掃除婦と鉢合わせ

妄想小説

営業課長・桂木浩子 ~ 嗜虐の誘惑 (淫乱インストラクタ続編)



第十三章

 「あっ、・・・。」
 食堂へ降りてきた浩子は、管理人がモップを使って柱の傍の床を拭っているのを発見して、顔を赤くする。
 浩子が挙げた声に、振り向いた管理人は、浩子に微笑みかける。
 「ああ、どうも。ご苦労さまです。
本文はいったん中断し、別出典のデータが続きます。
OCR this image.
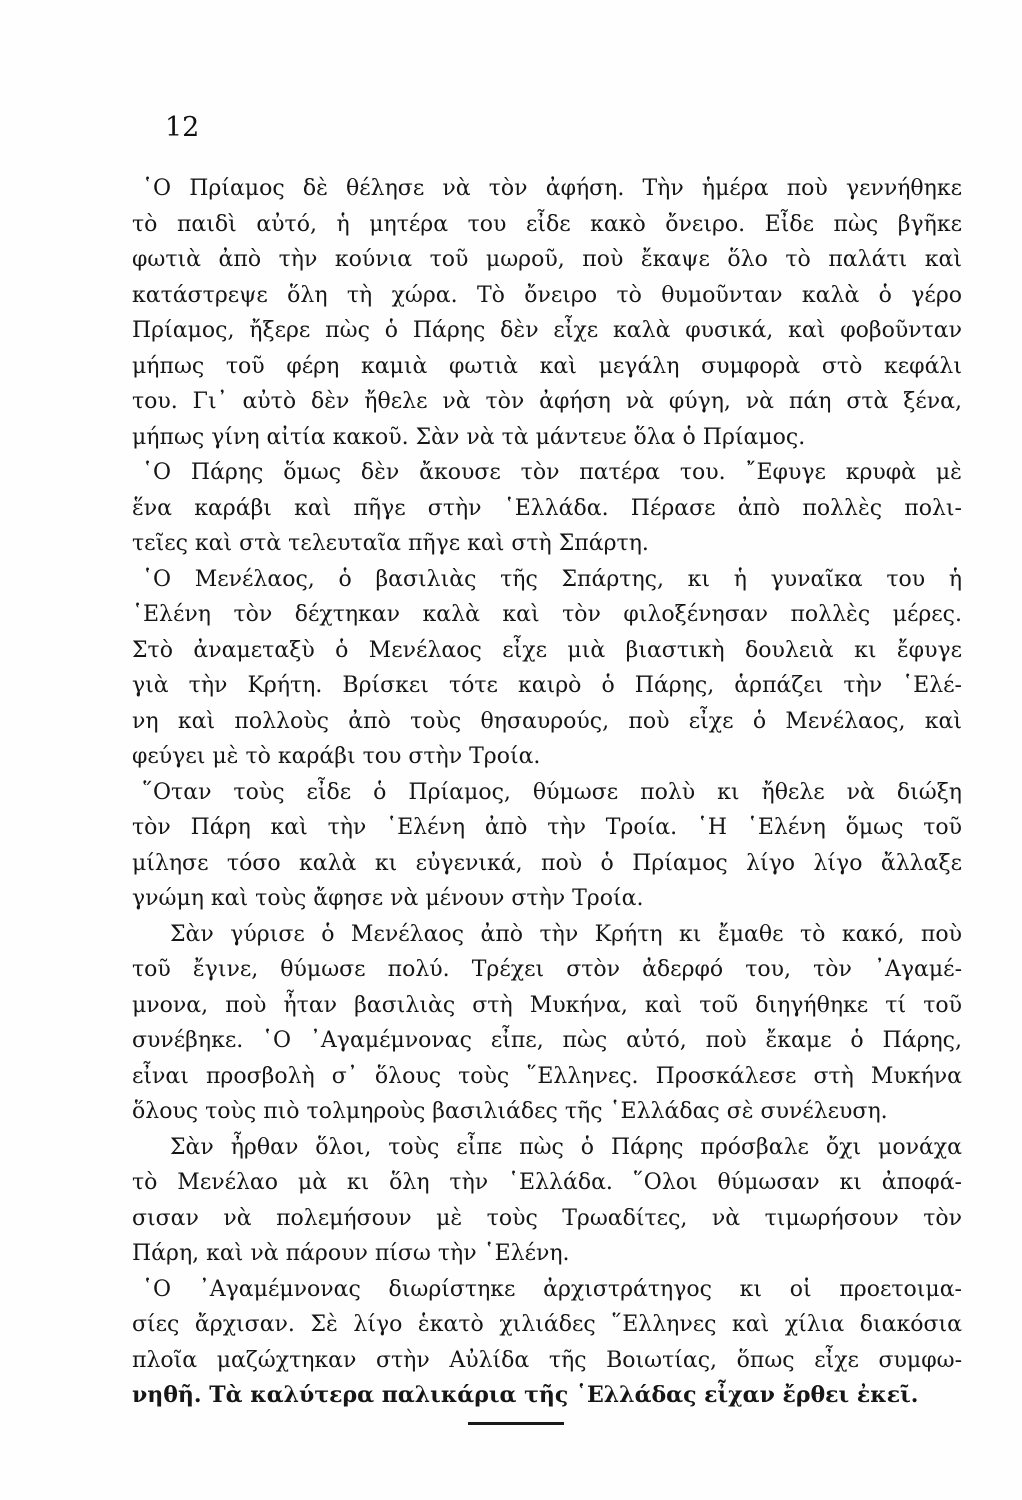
12
῾Ο Πρίαμος δὲ θέλησε νὰ τὸν ἀφήση. Τὴν ἡμέρα ποὺ γεννήθηκε
τὸ παιδὶ αὐτό, ἡ μητέρα του εἶδε κακὸ ὄνειρο. Εἶδε πὼς βγῆκε
φωτιὰ ἀπὸ τὴν κούνια τοῦ μωροῦ, ποὺ ἔκαψε ὅλο τὸ παλάτι καὶ
κατάστρεψε ὅλη τὴ χώρα. Τὸ ὄνειρο τὸ θυμοῦνταν καλὰ ὁ γέρο
Πρίαμος, ἤξερε πὼς ὁ Πάρης δὲν εἶχε καλὰ φυσικά, καὶ φοβοῦνταν
μήπως τοῦ φέρη καμιὰ φωτιὰ καὶ μεγάλη συμφορὰ στὸ κεφάλι
του. Γι᾽ αὐτὸ δὲν ἤθελε νὰ τὸν ἀφήση νὰ φύγη, νὰ πάη στὰ ξένα,
μήπως γίνη αἰτία κακοῦ. Σὰν νὰ τὰ μάντευε ὅλα ὁ Πρίαμος.
῾Ο Πάρης ὅμως δὲν ἄκουσε τὸν πατέρα του. ῎Εφυγε κρυφὰ μὲ
ἕνα καράβι καὶ πῆγε στὴν ῾Ελλάδα. Πέρασε ἀπὸ πολλὲς πολι-
τεῖες καὶ στὰ τελευταῖα πῆγε καὶ στὴ Σπάρτη.
῾Ο Μενέλαος, ὁ βασιλιὰς τῆς Σπάρτης, κι ἡ γυναῖκα του ἡ
῾Ελένη τὸν δέχτηκαν καλὰ καὶ τὸν φιλοξένησαν πολλὲς μέρες.
Στὸ ἀναμεταξὺ ὁ Μενέλαος εἶχε μιὰ βιαστικὴ δουλειὰ κι ἔφυγε
γιὰ τὴν Κρήτη. Βρίσκει τότε καιρὸ ὁ Πάρης, ἁρπάζει τὴν ῾Ελέ-
νη καὶ πολλοὺς ἀπὸ τοὺς θησαυρούς, ποὺ εἶχε ὁ Μενέλαος, καὶ
φεύγει μὲ τὸ καράβι του στὴν Τροία.
῞Οταν τοὺς εἶδε ὁ Πρίαμος, θύμωσε πολὺ κι ἤθελε νὰ διώξη
τὸν Πάρη καὶ τὴν ῾Ελένη ἀπὸ τὴν Τροία. ῾Η ῾Ελένη ὅμως τοῦ
μίλησε τόσο καλὰ κι εὐγενικά, ποὺ ὁ Πρίαμος λίγο λίγο ἄλλαξε
γνώμη καὶ τοὺς ἄφησε νὰ μένουν στὴν Τροία.
Σὰν γύρισε ὁ Μενέλαος ἀπὸ τὴν Κρήτη κι ἔμαθε τὸ κακό, ποὺ
τοῦ ἔγινε, θύμωσε πολύ. Τρέχει στὸν ἀδερφό του, τὸν ᾿Αγαμέ-
μνονα, ποὺ ἦταν βασιλιὰς στὴ Μυκήνα, καὶ τοῦ διηγήθηκε τί τοῦ
συνέβηκε. ῾Ο ᾿Αγαμέμνονας εἶπε, πὼς αὐτό, ποὺ ἔκαμε ὁ Πάρης,
εἶναι προσβολὴ σ᾽ ὅλους τοὺς ῞Ελληνες. Προσκάλεσε στὴ Μυκήνα
ὅλους τοὺς πιὸ τολμηροὺς βασιλιάδες τῆς ῾Ελλάδας σὲ συνέλευση.
Σὰν ἦρθαν ὅλοι, τοὺς εἶπε πὼς ὁ Πάρης πρόσβαλε ὄχι μονάχα
τὸ Μενέλαο μὰ κι ὅλη τὴν ῾Ελλάδα. ῞Ολοι θύμωσαν κι ἀποφά-
σισαν νὰ πολεμήσουν μὲ τοὺς Τρωαδίτες, νὰ τιμωρήσουν τὸν
Πάρη, καὶ νὰ πάρουν πίσω τὴν ῾Ελένη.
῾Ο ᾿Αγαμέμνονας διωρίστηκε ἀρχιστράτηγος κι οἱ προετοιμα-
σίες ἄρχισαν. Σὲ λίγο ἑκατὸ χιλιάδες ῞Ελληνες καὶ χίλια διακόσια
πλοῖα μαζώχτηκαν στὴν Αὐλίδα τῆς Βοιωτίας, ὅπως εἶχε συμφω-
νηθῆ. Τὰ καλύτερα παλικάρια τῆς ῾Ελλάδας εἶχαν ἔρθει ἐκεῖ.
」
 浩子は自分に話し掛ける管理人に、どこまで聞かされているのか不安になりながら、ゆっくりと近づいていく。足許に目を落とすと、床はもうすっかり拭われて綺麗になっているようだった。
 「いや、雨漏りでもしたんですかね。ああ、ゆうべは星も出るような天気だったから、そんな筈ないか。朝出てきてみたら、床の上にびっしょり水溜りが出来ていましてね。・・・、ああ、もしかしたらトイレの古い配管が修理中なんで、そこから伝ってきたのかもしれない。」
 浩子は耳が熱く感じながら、管理人の声に注意を傾ける。その場所は確かに昨夜遅くに浩子が繋がれていた筈の場所だった。浩子はそこで何をどれだけ洩らしたのか、もうはっきり憶えていないほど、激しく悶え、昇り詰めてしまっていた。何度いかされたかも記憶になかった。最初のうちは、突き抜かれる度に洩れそうになるのを必死で堪えていたが、身体の芯に突き抜ける官能は、やがて、浩子の自制心を全て奪い取っていったのだった。
 いつ、縄が解かれ、どのようにして部屋まで連れていかれたのか、浩子には全く記憶がなかった。気づいたのは、開け放たれた窓から途絶えることなく聞こえてくる鳥の囀りのせいだった。
 浩子はベッドで裸でうつ伏せになって寝かされていた。腰がというより、股の関節が、これ以上はもう使えないとばかりに、鈍い痛みを訴えていた。しわくちゃに乱れていたベッドのシーツの上にも微かな沁みの痕があったが、それが自分自身によるものなのか、それすらも記憶になかった。
 部屋を見渡しても、誰の姿も見当たらなかった。
 (自分は・・・、自分は樫山と一緒ではなかったのだろうか。)
 昨夜のことが全て嘘か夢のことであったかのような気持ちに、浩子は不安になる。ふらふらする頭を抑えながら立ち上がると、するするとシーツが身体から離れて、全裸の肌を露わにした。股間が熱く火照っていて、肉襞がじいんと痺れるような感覚があったが、その心地よさに酔いしれることに何故か罪悪感を感じてしまうのだった。おもわず、その割れ目を蔽う膨らみに手を伸ばしてしまう。指が触れただけで、潤みが伝ってきてしまう。
 (ああ、駄目。もう、いつまでもこんなことをしていては・・・。)
 浩子は服を探す。部屋の隅の椅子の上に、着て来たスーツとドレスブラウスがそっと置かれていた。自分で脱いで置いた記憶はない。
 ブラジャーはその下から出てきたが、ストッキングもショーツも見当たらなかった。ノーパン生脚での超ミニのタイトスカートは、さすがに心許なく、脚をすくませてしまうものがある。見られることの恥かしさもあったが、内腿へ滴を垂らしてしまうのではないかという虞が浩子を不安にさせた。
 (何か当てていないと)
 そう思ったが、浩子が身につけられるようなものが辺りに転がっている筈もなかった。
 シーツをさっと畳んで、沁みがついた部分を中に折り込んで見えなくしてから、浩子は階下の食堂へ向ったのだった。

 「あの、樫山さんは・・・。」
 やっとそう切り出した浩子だったが、管理人の返事はそれに答えずモップの手を止めてから浩子に告げたのだった。
 「駅まで私が送るように言われています。生憎、仕事用の軽トラしかないんですが、駅まで歩くよりはましでしょう。」
 そう言うと、車を取りに行くのか、モップを柱に立てかけて黙って出ていってしまった。
 管理人が居なくなるのを確かめてから、浩子はそっと膝を突いて、床に顔を近づけ、何か臭わないか、嗅いでみる。浩子が懼れていたアンモニア臭は特にしないようだった。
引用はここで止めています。